Não só para o caso da Somália, mas também para a generalidade do mercado global da pirataria, para além dos piratas, e dos mais difíceis de identificar, autoridades, financeiros e promotores da pirataria, intervêm no mercado como stakeholders, os transportadores, onde se podem incluir os transportadores de resíduos tóxicos para depósito potencial em águas territoriais desprovidas de meios de soberania, e as frotas pesqueiras internacionais provenientes da Europa, Ásia e América dedicadas à pesca IUU ("ilegal, undeclared, unregulate”). Importa igualmente avaliar as taxas de retorno obtidas pelos restantes stakeholders dedicados à mitigação dos custos da pirataria, entre as quais, as seguradoras na adequação das taxas de risco e níveis de cobertura disponibilizados, as firmas de segurança privada na disponibilização de soluções de salvaguarda e na negociação de condições de resgate, e os fornecedores e fabricantes de tecnologias de prevenção & segurança. 

Com o crescimento da "oferta” decorrente da retoma do comércio e transporte marítimo e do alargamento do mercado através do acesso a novas áreas geográficas de atividade pirata, assim como da oportunidade de acesso às lucrativas atividades de pesca proibida e de depósito de lixos tóxicos por parte de operadores que crescentemente veem a sua atividade sancionada em águas soberanas ou internacionais por razões ambientais e de proteção da biodiversidade, prevê-se um aumento da "procura” através da entrada no mercado de novos piratas, encontrando-se assim criadas novas oportunidades para a pirataria com o consequente aumento de incidentes. 

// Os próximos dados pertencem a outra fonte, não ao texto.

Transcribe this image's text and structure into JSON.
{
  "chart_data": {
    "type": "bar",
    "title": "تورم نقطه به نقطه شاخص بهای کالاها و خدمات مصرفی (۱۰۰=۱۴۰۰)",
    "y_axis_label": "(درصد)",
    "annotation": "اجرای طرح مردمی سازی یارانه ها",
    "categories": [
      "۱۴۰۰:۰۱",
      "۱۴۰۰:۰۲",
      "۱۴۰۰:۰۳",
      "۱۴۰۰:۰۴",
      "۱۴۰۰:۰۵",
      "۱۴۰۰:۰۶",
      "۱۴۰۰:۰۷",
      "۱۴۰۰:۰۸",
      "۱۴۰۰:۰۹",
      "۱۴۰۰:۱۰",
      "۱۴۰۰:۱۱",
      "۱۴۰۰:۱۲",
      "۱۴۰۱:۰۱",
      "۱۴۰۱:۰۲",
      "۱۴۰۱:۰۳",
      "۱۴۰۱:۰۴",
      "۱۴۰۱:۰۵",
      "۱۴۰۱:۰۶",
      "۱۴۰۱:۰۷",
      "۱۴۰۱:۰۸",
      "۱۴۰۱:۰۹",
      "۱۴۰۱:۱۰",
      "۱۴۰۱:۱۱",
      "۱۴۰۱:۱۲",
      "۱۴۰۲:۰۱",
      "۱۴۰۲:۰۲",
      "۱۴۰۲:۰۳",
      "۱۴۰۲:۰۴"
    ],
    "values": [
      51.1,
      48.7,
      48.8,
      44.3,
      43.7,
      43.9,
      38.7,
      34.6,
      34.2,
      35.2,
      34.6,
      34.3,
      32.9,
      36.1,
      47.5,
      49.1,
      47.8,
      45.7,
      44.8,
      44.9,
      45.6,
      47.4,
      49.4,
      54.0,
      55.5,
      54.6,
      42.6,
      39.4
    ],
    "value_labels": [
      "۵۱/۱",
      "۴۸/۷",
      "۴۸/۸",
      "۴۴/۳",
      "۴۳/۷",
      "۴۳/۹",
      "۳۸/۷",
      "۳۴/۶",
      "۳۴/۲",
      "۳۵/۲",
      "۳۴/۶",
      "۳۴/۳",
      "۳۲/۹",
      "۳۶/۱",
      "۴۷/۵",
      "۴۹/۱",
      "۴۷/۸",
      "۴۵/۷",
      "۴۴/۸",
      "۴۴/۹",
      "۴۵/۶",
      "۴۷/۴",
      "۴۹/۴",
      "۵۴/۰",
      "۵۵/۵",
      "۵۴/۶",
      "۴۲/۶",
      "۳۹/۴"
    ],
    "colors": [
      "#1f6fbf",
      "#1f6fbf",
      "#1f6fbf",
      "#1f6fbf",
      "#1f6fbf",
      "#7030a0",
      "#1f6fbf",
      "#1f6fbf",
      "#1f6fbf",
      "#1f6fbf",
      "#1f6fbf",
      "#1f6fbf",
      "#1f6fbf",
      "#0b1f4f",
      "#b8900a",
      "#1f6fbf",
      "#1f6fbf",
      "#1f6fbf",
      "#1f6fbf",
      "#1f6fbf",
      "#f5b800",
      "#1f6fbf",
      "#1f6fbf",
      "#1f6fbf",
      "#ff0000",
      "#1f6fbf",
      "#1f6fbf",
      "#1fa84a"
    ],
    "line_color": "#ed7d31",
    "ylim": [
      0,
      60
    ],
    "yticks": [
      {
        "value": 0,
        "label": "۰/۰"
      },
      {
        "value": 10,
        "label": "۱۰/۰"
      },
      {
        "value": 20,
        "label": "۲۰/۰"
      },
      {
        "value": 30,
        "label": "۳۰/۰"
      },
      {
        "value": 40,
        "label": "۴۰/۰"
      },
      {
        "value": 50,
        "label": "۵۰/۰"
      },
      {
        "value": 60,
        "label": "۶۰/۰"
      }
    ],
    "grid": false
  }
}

Resta acrescentar que esta até agora lucrativa atividade, carece de mão-de-obra com crescente especialização, que, para além dos operacionais com treino militar e naval, envolve o necessário contributo de outros agentes estrategicamente colocados nas bolsas internacionais de comércio marítimo com acesso a informações privilegiadas de tráfego e de custos de mercadorias e de fretes, e de especialistas financeiros em mecanismos seguros de reciclagem de fundos para acesso aos mercados financeiros, reinvestindo os lucros obtidos e financiando as operações, como sejam o recrutamento e formação dos operacionais e a compra e manutenção de armamento e de embarcações. Contudo, esta mão-de-obra crescentemente especializada só se manterá disponível enquanto o risco/custo da oportunidade de ser pirata (morte, invalidez ou prisão) for inferior ao risco/custo da oportunidade de o não ser. 

Para avaliação e mitigação dos custos e riscos da pirataria, modelos de gestão de risco, onde se identifiquem os custos e benefícios dos vários stakeholders intervenientes na "cadeia de valor de pirataria”, permitirão determinar ações corretivas adequadas e eficientes, no pressuposto que exista capacidade e vontade dos Estados de Direito soberanos em pôr fim de forma eficaz a este lucrativo mercado emergente offshore, operado por stakeholders transnacionais, quer do lado da "procura”, quer do lado da "oferta”, onde predominam transportadores marítimos utilizando navios de bandeiras de conveniência, com tripulações multiétnicas e multinacionais, transportando cargas de propriedade, proveniência e destino, muitas vezes incertos, ou dedicando-se a lucrativas atividades ilegais de pesca, não declarada e desregulamentada, ou de transporte e depósito de lixos tóxicos.